We apologize for this limitation of our system. If you are able to make
changes on your end to allow us to crawl your content, please let us know.

Regards,
The Google Team

Someone out there please help
 Quote

Status: offline

eyecravedvd

Forum User
Full Member
Registered: 06/09/03
Posts: 152
Answer
Shane | www.EyeCraveDVD.com
 Quote

Munazip

Anonymous
Have done all that, you can check my links, i have done it what is said in your answer.
 Quote

Status: offline

eyecravedvd

Forum User
Full Member
Registered: 06/09/03
Posts: 152
Interesting that other peoples sites can get added, but yours won't.
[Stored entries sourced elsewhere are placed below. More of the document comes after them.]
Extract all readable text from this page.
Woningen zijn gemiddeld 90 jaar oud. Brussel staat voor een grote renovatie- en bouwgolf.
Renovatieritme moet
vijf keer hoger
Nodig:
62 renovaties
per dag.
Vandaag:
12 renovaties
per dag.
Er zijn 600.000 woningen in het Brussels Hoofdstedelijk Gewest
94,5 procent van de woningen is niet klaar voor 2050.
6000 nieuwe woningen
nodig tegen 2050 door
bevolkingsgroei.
I wonder if it has to do with your naming of the stories?
Shane | www.EyeCraveDVD.com
 Quote

Munazip

Anonymous
google sent me the e-mail above am trying to understand what they mean by

It would crawl these pages:
www.google.com/news/08112003/article.html
www.google.com/news/lemurs_in_the_mist/23467.html


and

For example, our news crawler would not crawl articles with the following
URLs:
www.google.com/news/article23.html
www.google.com/lemurs_in_the_mist.html



Here is an example link from my site http://zimdaily.com/news2/article.php/migrants_zim

How should i name the articles for google news to be happy, i named this one migrants_zim, any suggestions??
 Quote

Status: offline

Dirk

Site Admin
Admin
Registered: 01/12/02
Posts: 13073
Location:Stuttgart, Germany
Sounds like they insist on numbers in the story's URL (which I find odd, but then again I've never tried to submit a site to Google News).

bye, Dirk
 Quote

Munazip

Anonymous
Dirk, you mean i shouldn't the numbers?? and the other does the .html at the end make any difference because it looks like the example they have given me have .html and geeklog is php....
 Quote

Status: offline

Dirk

Site Admin
Admin
Registered: 01/12/02
Posts: 13073
Location:Stuttgart, Germany
Quote by Munazip: In order to have your articles crawled by Google News, their URLs must contain a number consisting of at least three digits.

At first I thought this meant that they wanted numbers in your URLs, e.g. http://zimdaily.com/news/article.php/migrants_zim12345 or something like that.

But I just noticed the "news2" in your URL - maybe that's what they mean: They want at least three digits there. "news123" would be okay, "news12" wouldn't.

No guarantees. If in doubt, try asking them again.

bye, Dirk
 Quote

Munazip

Anonymous
Thanks DIRK ...have sent them an e-mail and will update you on what they say.

Thank you again
 Quote

Status: offline

Marites

Forum User
Chatty
Registered: 02/04/04
Posts: 64
I have been battling with this one for over a year. Our site posts 50 or so news items daily news.google cannot use the GL URL's which is not good as we are the oldest and busiest news web site in our country.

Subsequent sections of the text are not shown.